Одно время мы надеялись, что военно‑революционный комитет выдаст нам по нагану. Потом решили, что, пожалуй, не выдаст, и отправились на толкучку – не продаст ли нам своё оружие какой‑нибудь дезертир?

После долгих поисков мы нашли то, что нам было нужно.

Это был большой пятиствольный револьвер с резной деревянной ручкой – именно пятиствольный, я не оговорился. Он заряжался со всех своих пяти стволов, и после каждого выстрела нужно было поворачивать эти стволы рукою. Без сомнения, это был один из первых револьверов на земле. Я потом видел такие в музее. Но нам он очень понравился. Именно эти пять стволов нас поразили. Из такого как ахнешь! Продавал его не дезертир, а старая генеральша – это тоже внушало нам уважение. Словом, из шестнадцати рублей едва ли осталось бы больше трёх с полтиной, если бы, пока мы ходили за деньгами, генеральша не исчезла вместе со своим револьвером.

Теперь я вижу, что нам всё‑таки повезло. Случись так, что мы купили бы это оружие и испытали его (а у нас уже и порох был заготовлен), вместо маршрута Энск – Москва – Ташкент мы отправились бы по маршруту наш двор – Спасское кладбище.

Итак, решено было ограничиться холодным оружием.

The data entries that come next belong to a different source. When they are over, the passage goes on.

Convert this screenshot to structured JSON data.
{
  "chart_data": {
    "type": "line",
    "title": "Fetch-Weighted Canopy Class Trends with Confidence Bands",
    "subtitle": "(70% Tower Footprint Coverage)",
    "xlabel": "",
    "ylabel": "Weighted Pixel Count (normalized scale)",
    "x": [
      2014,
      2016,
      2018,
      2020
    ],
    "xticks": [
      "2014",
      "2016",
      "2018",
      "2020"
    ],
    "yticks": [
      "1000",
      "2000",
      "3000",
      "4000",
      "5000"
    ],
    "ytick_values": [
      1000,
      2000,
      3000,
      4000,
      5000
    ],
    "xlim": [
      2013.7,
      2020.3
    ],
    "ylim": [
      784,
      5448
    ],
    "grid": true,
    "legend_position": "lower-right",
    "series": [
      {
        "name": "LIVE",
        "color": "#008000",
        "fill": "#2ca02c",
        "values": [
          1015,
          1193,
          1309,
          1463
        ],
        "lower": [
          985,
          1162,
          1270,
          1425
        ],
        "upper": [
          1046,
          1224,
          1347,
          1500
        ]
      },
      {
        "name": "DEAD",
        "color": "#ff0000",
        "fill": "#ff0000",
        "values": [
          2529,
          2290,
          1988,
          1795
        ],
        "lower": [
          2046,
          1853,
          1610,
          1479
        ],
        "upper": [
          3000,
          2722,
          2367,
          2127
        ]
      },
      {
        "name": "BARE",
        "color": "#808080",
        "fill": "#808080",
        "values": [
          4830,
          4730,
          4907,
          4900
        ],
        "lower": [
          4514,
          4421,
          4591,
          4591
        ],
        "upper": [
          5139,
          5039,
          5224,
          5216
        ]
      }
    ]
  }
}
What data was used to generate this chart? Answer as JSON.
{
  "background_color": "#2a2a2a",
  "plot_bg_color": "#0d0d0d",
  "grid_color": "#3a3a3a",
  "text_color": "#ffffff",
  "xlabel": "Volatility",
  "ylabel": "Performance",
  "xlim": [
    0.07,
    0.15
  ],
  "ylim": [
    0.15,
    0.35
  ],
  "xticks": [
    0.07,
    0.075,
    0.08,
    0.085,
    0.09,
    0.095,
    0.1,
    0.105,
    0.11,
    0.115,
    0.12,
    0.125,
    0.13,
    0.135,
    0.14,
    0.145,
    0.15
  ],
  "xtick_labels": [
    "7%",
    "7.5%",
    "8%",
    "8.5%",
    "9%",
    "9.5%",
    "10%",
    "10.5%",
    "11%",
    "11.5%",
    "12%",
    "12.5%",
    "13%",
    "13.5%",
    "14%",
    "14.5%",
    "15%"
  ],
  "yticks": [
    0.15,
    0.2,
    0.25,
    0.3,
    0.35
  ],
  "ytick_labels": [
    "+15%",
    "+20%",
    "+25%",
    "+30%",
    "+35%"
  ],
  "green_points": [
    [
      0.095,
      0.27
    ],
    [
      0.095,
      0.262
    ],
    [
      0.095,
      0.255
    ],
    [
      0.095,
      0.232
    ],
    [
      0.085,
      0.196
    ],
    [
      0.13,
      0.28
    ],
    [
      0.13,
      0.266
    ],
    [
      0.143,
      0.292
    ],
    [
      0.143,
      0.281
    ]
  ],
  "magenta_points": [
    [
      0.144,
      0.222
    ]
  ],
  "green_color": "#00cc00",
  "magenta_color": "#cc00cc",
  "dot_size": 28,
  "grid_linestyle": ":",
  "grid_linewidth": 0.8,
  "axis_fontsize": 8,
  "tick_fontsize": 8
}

Всё остальное было в полном порядке: ботинки крепкие, пальто целые, у Петьки даже с бобриковым воротником, штанов по две пары.

Я был очень мрачен в этот день, и тётя Даша несколько раз принималась меня утешать. Бедная тётя Даша! Если бы она знала, что мы отложили наш отъезд только потому, что рассчитывали на её кокоры! Завтра она должна была отвести нас с Саней в приют и целый день пекла нам «в дорогу» кокоры. Она пекла их целый день и всё снимала очки и сморкалась.

С меня она взяла торжественное обещание – не воровать, не курить, не грубить, не лениться, не пьянствовать, не ругаться, не драться, – больше заповедей, чем в священном писании. Сестрёнке, которая была очень грустна, она подарила прекрасную старинную ленту.

Разумеется, можно было просто уйти из дому – и поминай, как звали! Но Петька решил, что это неинтересно, и выработал довольно сложный план, поразивший меня своей таинственностью.

Во‑первых, мы должны были дать друг другу «кровавую клятву дружбы». Вот она:

«Кто изменит этому честному слову, – не получит пощады, пока не сосчитает, сколько в море песку, сколько листьев в лесу, сколько с неба падает дождевых капель. Захочет идти вперёд – посылай назад, захочет идти налево – посылай направо. Как я ударяю моей шапкой о землю, так гром поразит того, кто нарушит это честное слово. Бороться и искать, найти и не сдаваться».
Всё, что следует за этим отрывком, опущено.